8 - AI之模型仓库： model register 开源实现 modelx 2.0

基于kubegems/modelx实现开源模型仓库: modelx 2.0

一、为什么要自己设计模型仓库

目前大模型各个平台(例如： ollama、 huggingface hub、 modelscope) 基本上半开源状态。

主要开源的是：大模型整合框架(modelscope sdk)、本地工具集(huggingface hub libaray)、本地客户端（如ollama.app ）等, 服务端核心 model hub 都是没有开源的。

因此，寻找一种更友好的方式来存储我们的模型。

1.1 寻找替代品

我们曾经在使用 ormb 时遇见了问题，由于我们的模型有的非常大（数十 GB），在使用 ormb 时将会面临：

ormb push 时，harbor 报错。原因是 harbor 内存超出限制以及 harbor 接入的 s3 有单文件上传大小限制。
每当模型有变动时（即使变动很小），都会重新生成全量的镜像层，在部署时都需要重新拉取数十 GB 的文件。
其他相关问题。此外，我们还正在开发新的算法商店，需要一个能够和算法商店对接的模型仓库服务，以便于仓库中的模型能够在算法商店中更好的展示。

为此，需要寻找新的替代方案。需要能够满足：

支持模型readme预览,能查看模型文件列表。
可以版本化管理并支持增量。

1.1.1 参考 huggingface hub 实现

Huggingface 使用了 git + lfs 模型进行模型托管，将小文件以及代码使用 git 进行版本管理，将模型或其他大文件存放至 git lfs。

这种方式增加了一个 git 服务，对于大流量时，git 服务会成为瓶颈。对于私有化部署，需要引入一个 git server 和对 git servre 的多租户配置，对于我们来说确实不够精简。
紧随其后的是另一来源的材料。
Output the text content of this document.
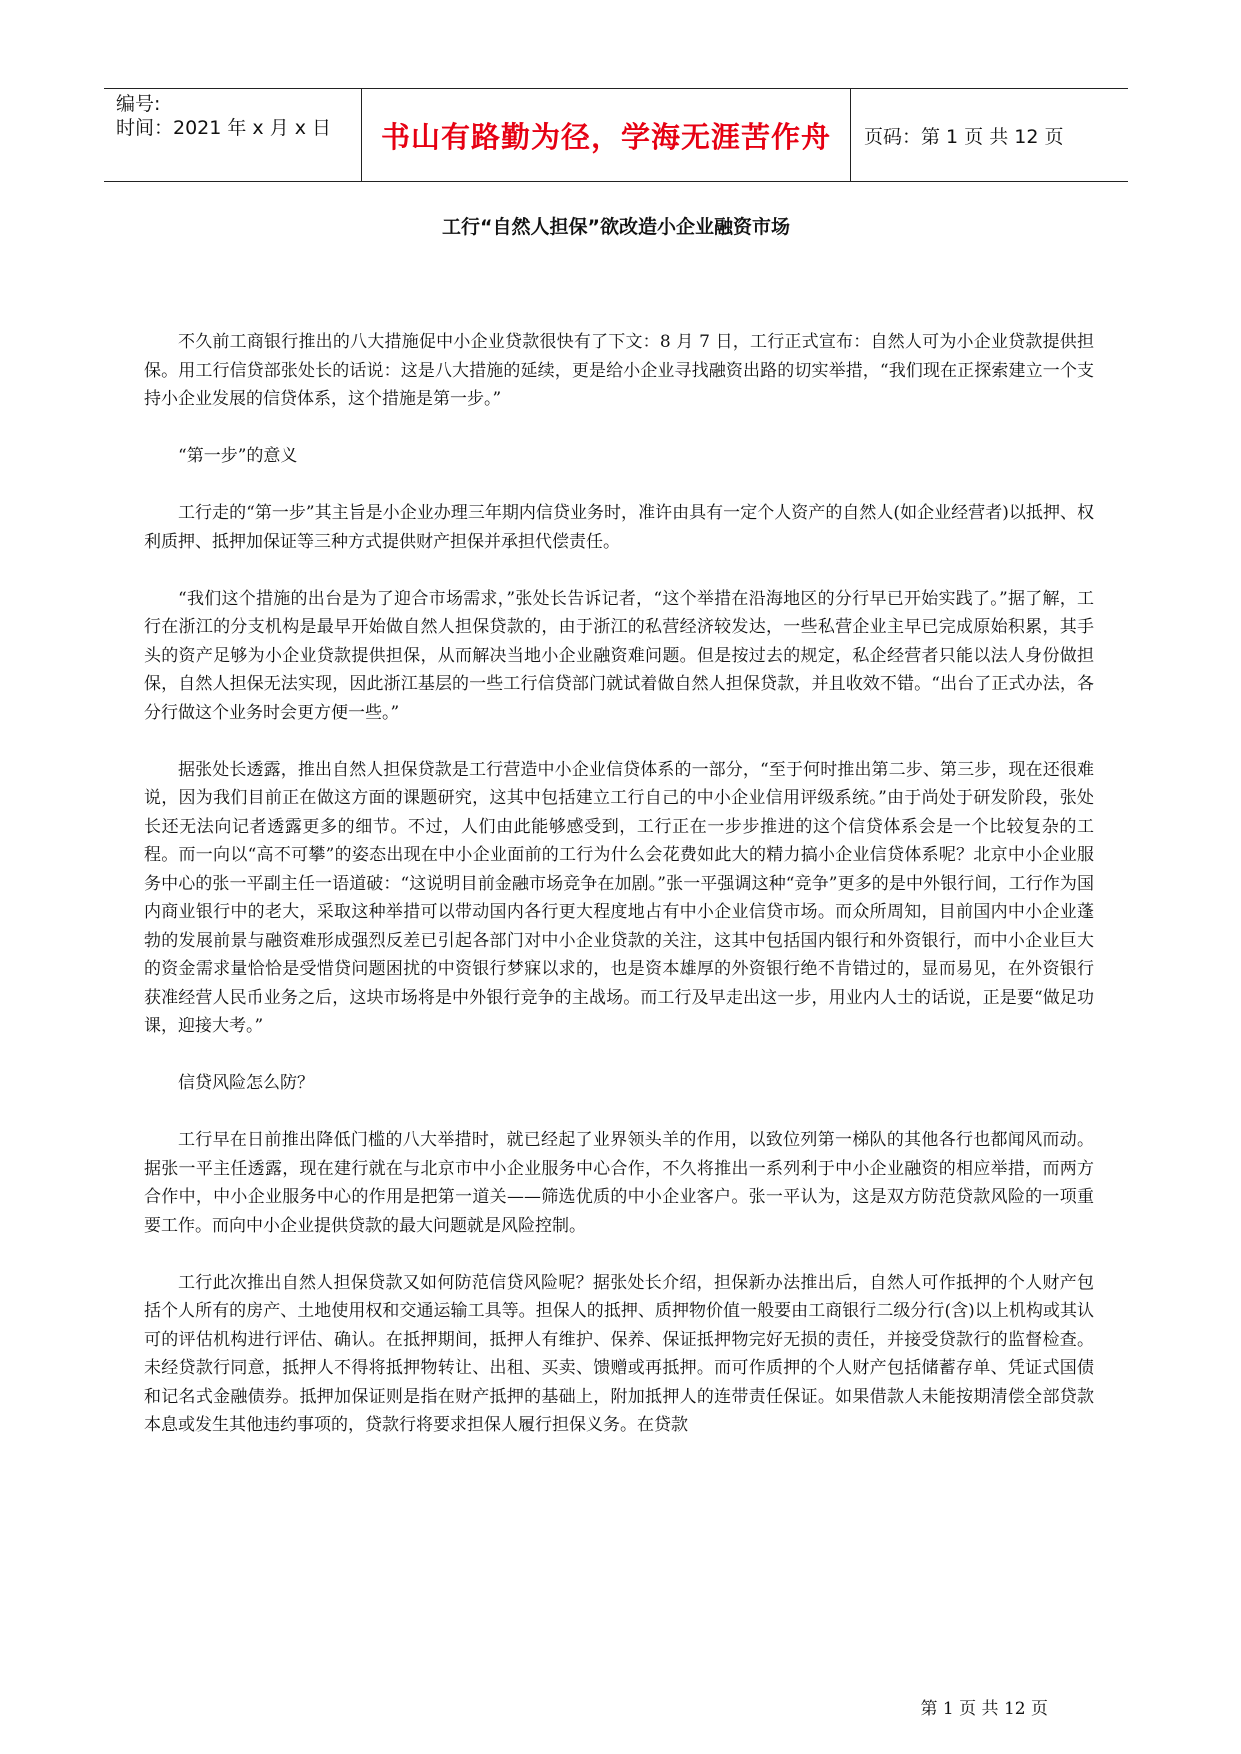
编号:
时间：2021 年 x 月 x 日	书山有路勤为径，学海无涯苦作舟 页码：第 1 页 共 12 页
工行“自然人担保”欲改造小企业融资市场

不久前工商银行推出的八大措施促中小企业贷款很快有了下文：8 月 7 日，工行正式宣布：自然人可为小企业贷款提供担保。用工行信贷部张处长的话说：这是八大措施的延续，更是给小企业寻找融资出路的切实举措，“我们现在正探索建立一个支持小企业发展的信贷体系，这个措施是第一步。”

“第一步”的意义

工行走的“第一步”其主旨是小企业办理三年期内信贷业务时，准许由具有一定个人资产的自然人(如企业经营者)以抵押、权利质押、抵押加保证等三种方式提供财产担保并承担代偿责任。

“我们这个措施的出台是为了迎合市场需求，”张处长告诉记者，“这个举措在沿海地区的分行早已开始实践了。”据了解，工行在浙江的分支机构是最早开始做自然人担保贷款的，由于浙江的私营经济较发达，一些私营企业主早已完成原始积累，其手头的资产足够为小企业贷款提供担保，从而解决当地小企业融资难问题。但是按过去的规定，私企经营者只能以法人身份做担保，自然人担保无法实现，因此浙江基层的一些工行信贷部门就试着做自然人担保贷款，并且收效不错。“出台了正式办法，各分行做这个业务时会更方便一些。”

据张处长透露，推出自然人担保贷款是工行营造中小企业信贷体系的一部分，“至于何时推出第二步、第三步，现在还很难说，因为我们目前正在做这方面的课题研究，这其中包括建立工行自己的中小企业信用评级系统。”由于尚处于研发阶段，张处长还无法向记者透露更多的细节。不过，人们由此能够感受到，工行正在一步步推进的这个信贷体系会是一个比较复杂的工程。而一向以“高不可攀”的姿态出现在中小企业面前的工行为什么会花费如此大的精力搞小企业信贷体系呢？北京中小企业服务中心的张一平副主任一语道破：“这说明目前金融市场竞争在加剧。”张一平强调这种“竞争”更多的是中外银行间，工行作为国内商业银行中的老大，采取这种举措可以带动国内各行更大程度地占有中小企业信贷市场。而众所周知，目前国内中小企业蓬勃的发展前景与融资难形成强烈反差已引起各部门对中小企业贷款的关注，这其中包括国内银行和外资银行，而中小企业巨大的资金需求量恰恰是受惜贷问题困扰的中资银行梦寐以求的，也是资本雄厚的外资银行绝不肯错过的，显而易见，在外资银行获准经营人民币业务之后，这块市场将是中外银行竞争的主战场。而工行及早走出这一步，用业内人士的话说，正是要“做足功课，迎接大考。”

信贷风险怎么防？

工行早在日前推出降低门槛的八大举措时，就已经起了业界领头羊的作用，以致位列第一梯队的其他各行也都闻风而动。据张一平主任透露，现在建行就在与北京市中小企业服务中心合作，不久将推出一系列利于中小企业融资的相应举措，而两方合作中，中小企业服务中心的作用是把第一道关——筛选优质的中小企业客户。张一平认为，这是双方防范贷款风险的一项重要工作。而向中小企业提供贷款的最大问题就是风险控制。

工行此次推出自然人担保贷款又如何防范信贷风险呢？据张处长介绍，担保新办法推出后，自然人可作抵押的个人财产包括个人所有的房产、土地使用权和交通运输工具等。担保人的抵押、质押物价值一般要由工商银行二级分行(含)以上机构或其认可的评估机构进行评估、确认。在抵押期间，抵押人有维护、保养、保证抵押物完好无损的责任，并接受贷款行的监督检查。未经贷款行同意，抵押人不得将抵押物转让、出租、买卖、馈赠或再抵押。而可作质押的个人财产包括储蓄存单、凭证式国债和记名式金融债券。抵押加保证则是指在财产抵押的基础上，附加抵押人的连带责任保证。如果借款人未能按期清偿全部贷款本息或发生其他违约事项的，贷款行将要求担保人履行担保义务。在贷款

第 1 页 共 12 页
而且使用 git 方式，模型数据会在两个地方存放，增加维护成本。

1.1.2 参考云厂商实现：

一众云厂商的解决方案是将模型存储到对象存储(如：华为 ModelArts ，百度 BML，阿里 PAI，腾讯 TI-ONE，Amazon SageMaker 等)。对于公有云来说，提供 ML 解决方案同时将数据都放在对象存储中是最好的方式。

但在私有云中，虽然也用对象存储，但我们没有 ML 的配套方案。若让用户将模型直接存储在对象存储中，将难以进行版本控制。我们需要提供一套管理机制，放在用户和对象存储之间。

1.1.3 参考 docker hub AI Gen 实现

使用 OCI registry, 可以将模型存储在 OCI registry 中。将 big layer 进行拆分，增加文件复用。这又带来新问题，对于使用者来说，必须要使用修改后的 ormb 才能正常下载模型。

二、站在ollama巨人肩膀上，从0.1开始

以 OCI 作为服务端，OCI 服务端后端存储对接到 S3。OCI 仓库不使用harbor，选择了更轻量的 docker registry v2。将模型使用合适的方法分层然后 push 到 OCI 仓库，下载时再将模型拉下来合并还原。

sequenceDiagram
    User->>User: Split
    User->>OCI: push
    OCI->>S3: upload
    S3->>OCI: download
    OCI->>User: pull
    User->>User: Merge

我们的数据经过了 本地->OCI->S3 并存储起来了。但是，如果流量再大一点呢，OCI 或许是新的瓶颈。那能不能 本地->S3 呢？这样岂不是又快又好了。

上面说到在直接使用对象存储时我们面临的问题为难以进行版本控制，且 s3 的 key 需要分发到客户端，更难以进行权限控制。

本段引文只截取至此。